Lebanon: a snapshot of a modern industry

(This text has ben adapted from Michael Karam’s Lebanese Wine Guide 2011)

The modern Lebanese wine industry began in 1857 when the Jesuit missionaries at Ksara (today the site of Château Ksara) introduced new viticultural and vinicultural methods as well as new vines, from French-governed Algeria.

Around the wine press at Ksara in 1910

Over 60 years later the French civil and military administration that governed Lebanon between the wars created unprecedented demand for wine, while Lebanon’s post-independence role as a cosmopolitan, financial hub saw the country enter something of a golden age that offered further opportunities for the new wine culture to take hold. This lasted until 1975, when the country descended into a 15-year civil war that stunted all economic development.

French customs mark on a vat circa 1923

Although only two harvests were lost to the fighting, only Château Musar, which had quickly recognized the need to penetrate new markets if it was to survive, genuinely thrived during this turbulent period.

At the Bristol Wine fair in 1979, owner Serge Hochar won over British drinkers with his distinctive claret-style reds and told stories of derring-do in the face of war and occupying armies. Thus for nearly 20 years, Château Musar was Lebanese wine.

The barrel room at Chateau Musar

With peace, came new opportunities and growth. The success of Château Kefraya, which began producing wine in 1978, after decades of being a grape supplier, and the popularity of New World wines, galvanized Lebanon’s few established wineries and inspired a new generation, many of whom had been established arak producers, to exploit the potential of the Bekaa Valley’s formidable terroir.

Chateau Kefraya aerial view

Today Lebanon’s biggest (and oldest) producer is Château Ksara. In 1973, the Jesuits sold the winery to a consortium of Lebanese businessmen after the Vatican encouraged the sale of all profitable concerns, but teething periods and the civil war meant that the winery only really started to perform in the mid-90s. It now commands 35% share of the local market, producing over 2 million bottles annually.

Château Kefraya has become Lebanon’s second biggest winery. It produces around 2 million bottles annually and gave the world the Comte de M ‘96, one of Lebanon’s most talked-about wines of the post-war era, one that convinced the wine community, including Robert Parker, who gave it a score of 91, that there was more to Lebanese wine than Château Musar.

But if one winery can be said to have lit a fuse under what was, until the mid-90s, a sector that lacked a competitive edge, it is Massaya. Founded in 1997, the Franco Lebanese alliance between the Lebanese Ghosn brothers and heavyweight French partners that include Daniel and Frédéric Brunier of Domaine le Vieux Télégraphe, and Dominique Hébrard, formerly of Château Cheval Blanc has spread a new Lebanese wine gospel to the UK, the US and France.

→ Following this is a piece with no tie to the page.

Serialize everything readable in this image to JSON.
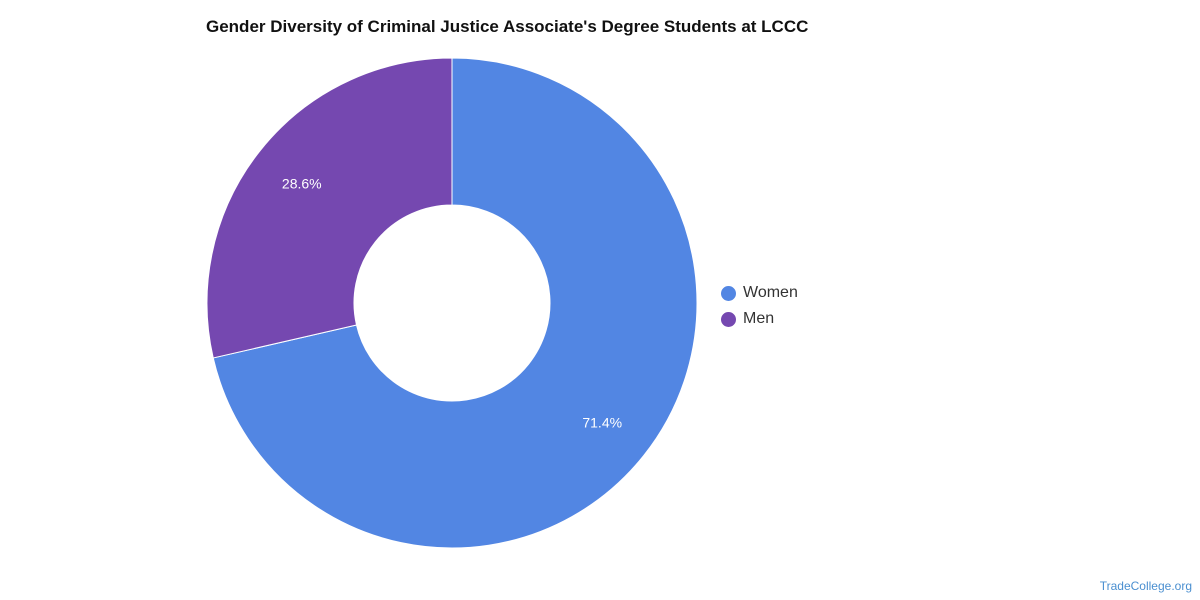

Massaya's Ramzi (top left) and Sami Ghosn (center) with French partners

Other new producers to make an impact during this period included Clos St. Thomas, Domaine Wardy, Château Fakra and Heritage, while in recent years, they have been joined by exciting micro-wineries such as Château Marsyas, Domaine de Baal, Château Belle-Vue, the Karam Winery, a resurgent Domaine des Tourelles, Ixsir, Coteau de Botrys and Château Khoury to name a few.

Today, Lebanon’s modest stock within the global wine community is finally beginning to perform. The sector is enjoying a period of unprecedented growth and international interest and this momentum should continue as long as professional standards are imposed and maintained.

Vineyards at Domaine Wardy

In total, there are nearly 40 wineries of varying size at work in Lebanon today, producing nearly 7 million bottles. It’s a microscopic amount by global standards (the sector generates modest annual revenues of around $30 million) but with the right marketing and positioning Lebanon can compete by playing on scarcity and premium quality. It must do so because Lebanon lacks the economies of scale to compete with the New World giants. This is partly due to the high cost of land in the Bekaa and the absence of local industry for secondary materials.

A happy harvest

There is also more diversity of terroir. The northern region of Batroun now has eight wineries, while Mount Lebanon and the south have also demonstrated that they can grow excellent wine grapes that should add more variety to what is Lebanon most high profile and exciting export.